Chute d’un gouvernement pantin
Sans expliquer les causes de la crise, les médias affiliés à la Société interaméricaine de presse (SIP) [1], et les agences de presse des Etats-Unis redoublèrent leur campagne médiatique : « barbarie communiste », « violations », « sauvagerie » furent les épithètes de « l’information objective » contre le mouvement constitutionnaliste qui le 24 avril 1965 avait destitué Donald Reid Cabral, imposé par le gouvernement de John. F. Kennedy après le renversement du gouvernement démocratique populaire de Juan Bosch (25 septembre 1963).
Le colonel Rafael Fernández Domànguez, et le propre Caamaño, leaders du mouvement, exigeaient le retour à la Constitution de 1963, et le retour de Bosch à la présidence. La bataille du 24 fut rapide et sanglante. Le 25, le peuple dominicain descendit dans les rues, en soutien aux jeunes militaires constitutionnalistes qui avec héroïsme firent face aux troupes de Wessin y Wessin.
D’homme à homme
A côté du pont, dans une petite maison d’ouvriers, Caamaño installa le commandement politico-militaire. Des troupes et des blindés de Wessin traversèrent le pont. La résistance fut tenace. A l’aide d’armes prises dans les commissariats et de bidons d’essence, les gens ne lésinèrent pas sur la lutte au couteau, au corps à corps. A la tombée de la nuit du 27 avril, peuple et soldats, main dans la main pour la première fois dans l’histoire dominicaine, obtinrent une victoire contondante sur la fraction pro yanquee de l’armée.

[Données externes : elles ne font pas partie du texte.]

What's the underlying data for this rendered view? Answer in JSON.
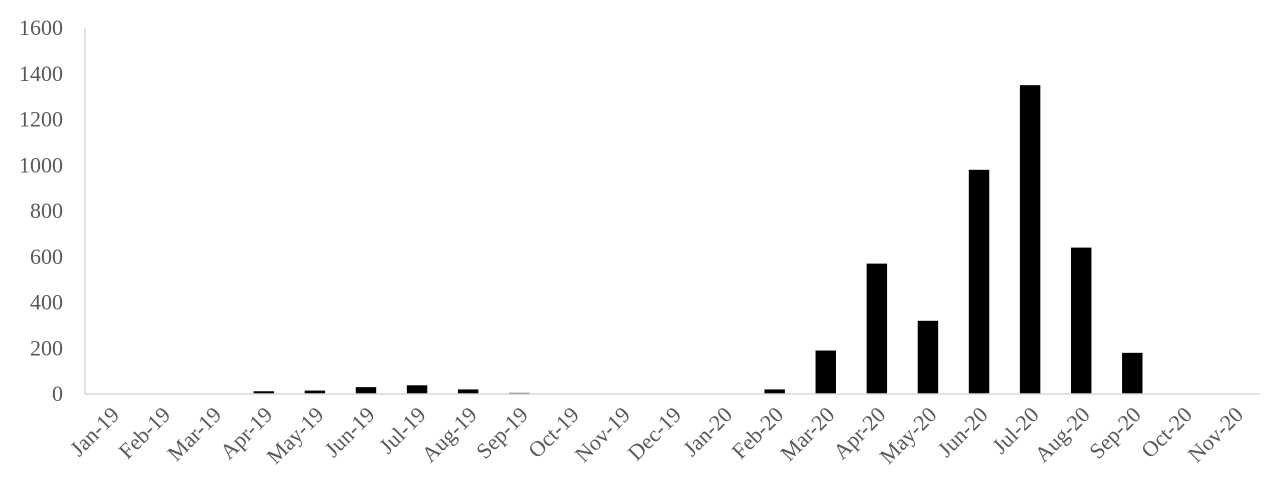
{
  "chart_data": {
    "type": "bar",
    "categories": [
      "Jan-19",
      "Feb-19",
      "Mar-19",
      "Apr-19",
      "May-19",
      "Jun-19",
      "Jul-19",
      "Aug-19",
      "Sep-19",
      "Oct-19",
      "Nov-19",
      "Dec-19",
      "Jan-20",
      "Feb-20",
      "Mar-20",
      "Apr-20",
      "May-20",
      "Jun-20",
      "Jul-20",
      "Aug-20",
      "Sep-20",
      "Oct-20",
      "Nov-20"
    ],
    "values": [
      0,
      0,
      0,
      12,
      15,
      30,
      38,
      20,
      5,
      0,
      0,
      0,
      0,
      20,
      190,
      570,
      320,
      980,
      1350,
      640,
      180,
      0,
      0
    ],
    "ylim": [
      0,
      1600
    ],
    "yticks": [
      0,
      200,
      400,
      600,
      800,
      1000,
      1200,
      1400,
      1600
    ],
    "bar_color": "#000000",
    "grid": false,
    "legend": "none"
  }
}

Washington trembla. A toute vitesse, la mission militaire étasunienne sur la base navale de San Isidro s’adressa à trois officiers : toi, toi et toi. Le « triumvirat » fut obligé à signer une lettre rédigée en anglais, sollicitant « ... l’intervention temporaire pour rétablir l’ordre ».
Pendant ce temps, le secrétaire à la Défense, Robert McNamara et Dulles Raborn, le chef de la CIA, se réunissaient avec des dirigeants républicains et démocrates. Le lendemain, le président Lyndon Johnson ordonna l’intervention militaire « pour protéger les vies des citoyens » étasuniens.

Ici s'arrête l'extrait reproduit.